Distribution of electric energy is accomplished through three main entities: RED Nord, RED Nord-Vest, and RED Union Fenosa. The first two are state-controlled, and the third is owned by Union Fenosa Internacional S.A. All three entities are also licensed to supply energy at ANRE-regulated prices.

Waste-to-Energy. Moldovan Renewable Energy Law classifies the biomass from certain wastes as a renewable energy source. The Moldovan law mandates all local providers of electricity, and petroleum importers, to purchase electrical energy produced in Moldova from renewable sources, in volumes/proportions determined by their respective market shares. This means that the demand for locally produced electricity from renewable sources is created by the legislative mandate, which creates favorable conditions for WTE projects.

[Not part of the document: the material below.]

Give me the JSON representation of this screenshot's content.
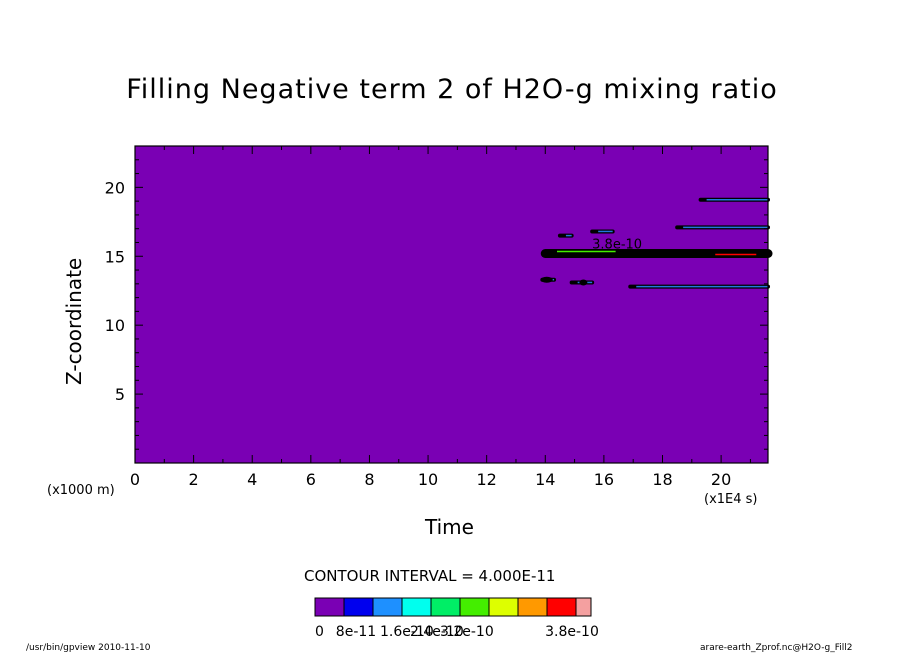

I.M. Regia "Autosalubritate" is a waste management company owned by the municipality of Chisinau that also owns and operates the municipal landfill located near the village Tsintsareni. Autosalubritate processes and discards circa 195,000 tons of SMW per year into the municipal landfill. While there have been attempts to set up a lucrative system of waste processing, many western companies are still looking at the Tsintsareni landfill as a good business opportunity to set WTE projects.